Cost Plus Inc. upgraded to “market perform”
Morgan Keegan & Co today upgraded casual home living and entertaining product retailer Cost Plus, Inc. (Nasdaq: CPWN) to a rating of “market perform” from “under perform.”
“We view the valuation as appropriate given the struggles the company faces in rejuvenating sales and earnings,” Morgan Keegan analyst Laura Champine wrote in a research note.
Shares of the California based company have tumbled 29% since the beginning of 2007 and currently trade at less than 1x tangible book value of $12.71.
Cost Plus was recently eliminated from the Russell 2000 Index, and Champine said this may have contributed to recent weakness of the stock.

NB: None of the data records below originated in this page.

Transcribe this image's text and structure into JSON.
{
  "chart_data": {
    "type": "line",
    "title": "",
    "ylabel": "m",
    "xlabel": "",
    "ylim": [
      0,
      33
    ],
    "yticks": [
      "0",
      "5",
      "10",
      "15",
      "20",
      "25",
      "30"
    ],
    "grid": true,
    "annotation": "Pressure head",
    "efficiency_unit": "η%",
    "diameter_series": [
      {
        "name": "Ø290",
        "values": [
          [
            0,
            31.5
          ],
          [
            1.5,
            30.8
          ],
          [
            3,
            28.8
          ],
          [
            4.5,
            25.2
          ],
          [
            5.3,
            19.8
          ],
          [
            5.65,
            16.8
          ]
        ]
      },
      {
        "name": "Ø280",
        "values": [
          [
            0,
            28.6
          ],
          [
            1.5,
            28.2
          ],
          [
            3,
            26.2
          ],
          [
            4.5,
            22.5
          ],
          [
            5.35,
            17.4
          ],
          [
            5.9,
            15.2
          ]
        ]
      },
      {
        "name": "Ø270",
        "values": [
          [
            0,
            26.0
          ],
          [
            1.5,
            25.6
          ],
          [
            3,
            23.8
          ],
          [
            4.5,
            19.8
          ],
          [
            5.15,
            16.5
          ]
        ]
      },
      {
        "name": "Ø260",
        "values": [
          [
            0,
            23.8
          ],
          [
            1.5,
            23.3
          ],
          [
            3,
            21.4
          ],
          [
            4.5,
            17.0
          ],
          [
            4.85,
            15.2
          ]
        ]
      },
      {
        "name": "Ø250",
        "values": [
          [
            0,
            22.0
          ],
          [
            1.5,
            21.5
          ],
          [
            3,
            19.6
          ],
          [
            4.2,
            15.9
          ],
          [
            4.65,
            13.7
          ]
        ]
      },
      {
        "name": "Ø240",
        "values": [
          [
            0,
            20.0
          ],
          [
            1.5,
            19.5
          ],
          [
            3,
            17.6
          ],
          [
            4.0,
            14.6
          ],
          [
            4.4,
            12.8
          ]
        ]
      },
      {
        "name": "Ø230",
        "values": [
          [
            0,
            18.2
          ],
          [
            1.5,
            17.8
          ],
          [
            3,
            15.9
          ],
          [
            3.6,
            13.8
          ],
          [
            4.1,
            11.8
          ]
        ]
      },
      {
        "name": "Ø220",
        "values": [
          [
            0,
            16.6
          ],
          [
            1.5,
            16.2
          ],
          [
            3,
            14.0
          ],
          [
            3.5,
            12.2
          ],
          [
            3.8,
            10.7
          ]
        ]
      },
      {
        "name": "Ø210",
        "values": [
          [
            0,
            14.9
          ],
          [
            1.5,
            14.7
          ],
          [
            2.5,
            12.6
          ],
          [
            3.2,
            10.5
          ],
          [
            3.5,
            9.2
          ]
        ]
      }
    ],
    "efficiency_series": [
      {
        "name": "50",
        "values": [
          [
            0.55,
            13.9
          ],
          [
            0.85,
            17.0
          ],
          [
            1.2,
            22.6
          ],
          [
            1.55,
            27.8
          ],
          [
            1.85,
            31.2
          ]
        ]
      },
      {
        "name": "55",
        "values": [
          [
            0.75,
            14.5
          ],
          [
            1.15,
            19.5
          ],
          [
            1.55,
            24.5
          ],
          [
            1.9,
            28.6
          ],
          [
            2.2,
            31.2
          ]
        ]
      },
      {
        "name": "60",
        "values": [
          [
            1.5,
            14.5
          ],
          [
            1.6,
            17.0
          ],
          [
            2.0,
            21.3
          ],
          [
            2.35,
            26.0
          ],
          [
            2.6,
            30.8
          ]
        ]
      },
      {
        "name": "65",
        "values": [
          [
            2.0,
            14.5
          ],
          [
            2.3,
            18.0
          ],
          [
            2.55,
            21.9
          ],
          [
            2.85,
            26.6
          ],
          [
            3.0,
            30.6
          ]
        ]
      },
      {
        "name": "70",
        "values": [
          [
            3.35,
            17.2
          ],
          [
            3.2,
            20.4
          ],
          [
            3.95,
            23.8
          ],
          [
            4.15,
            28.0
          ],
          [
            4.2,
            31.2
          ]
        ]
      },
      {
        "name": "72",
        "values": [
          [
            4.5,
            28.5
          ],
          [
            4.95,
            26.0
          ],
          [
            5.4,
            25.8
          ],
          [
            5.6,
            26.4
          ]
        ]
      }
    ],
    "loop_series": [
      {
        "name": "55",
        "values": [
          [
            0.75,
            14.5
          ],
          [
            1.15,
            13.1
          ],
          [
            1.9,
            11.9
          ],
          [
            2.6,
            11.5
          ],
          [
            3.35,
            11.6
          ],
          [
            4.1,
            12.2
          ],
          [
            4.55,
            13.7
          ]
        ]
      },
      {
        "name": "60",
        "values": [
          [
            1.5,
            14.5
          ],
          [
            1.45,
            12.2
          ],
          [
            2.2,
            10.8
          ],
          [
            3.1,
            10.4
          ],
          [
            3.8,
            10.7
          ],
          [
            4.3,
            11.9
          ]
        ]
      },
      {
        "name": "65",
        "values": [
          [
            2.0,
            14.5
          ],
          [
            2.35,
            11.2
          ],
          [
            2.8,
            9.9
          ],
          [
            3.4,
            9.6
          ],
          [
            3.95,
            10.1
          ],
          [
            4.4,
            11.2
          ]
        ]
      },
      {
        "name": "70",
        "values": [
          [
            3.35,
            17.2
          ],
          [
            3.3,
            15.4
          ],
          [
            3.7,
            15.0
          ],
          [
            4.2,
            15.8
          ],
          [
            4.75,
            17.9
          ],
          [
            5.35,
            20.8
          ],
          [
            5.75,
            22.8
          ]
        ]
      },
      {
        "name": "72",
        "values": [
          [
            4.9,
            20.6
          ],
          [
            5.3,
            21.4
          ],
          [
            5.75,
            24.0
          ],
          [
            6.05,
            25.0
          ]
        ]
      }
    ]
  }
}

Although shares of the retailer have plunged this year, Champine notes that the road ahead for Cost Plus shares could be a volatile one rooted in short-term sentiment changes. Lately there has been speculation that the specialty retailer may be bought out. This speculation is validated in a filing by Red Mountain Capital Partners, which entered into a confidentiality agreement with the company in April. No updates have been made since this agreement was made public.
With a mixed picture ahead for Cost Plus, Champine writes,“We believe the decline in share price, high short interest, and potential for take-out speculation make for a more evenly-weighted risk/reward profile.”
Champine’s EPS estimate for the July quarter remains unchanged at a loss of $0.61 per share compared with a consensus estimate by 16 analysts surveyed by Thompson Financial of a loss of $0.65 per share.
While Champine’s EPS estimate for the July quarter remains unchanged, she raised her fiscal year 2007 EPS estimate to a loss of $0.81, compared with a previously forecasted loss of $1.02. The revision reflects the restatement of first quarter results.
Shares of Cost Plus, which have been trading in a range of between $7.56 and $14.34 for the past year, were up 9.83% or $0.76 to $8.49 in 4 p.m. trading Wednesday.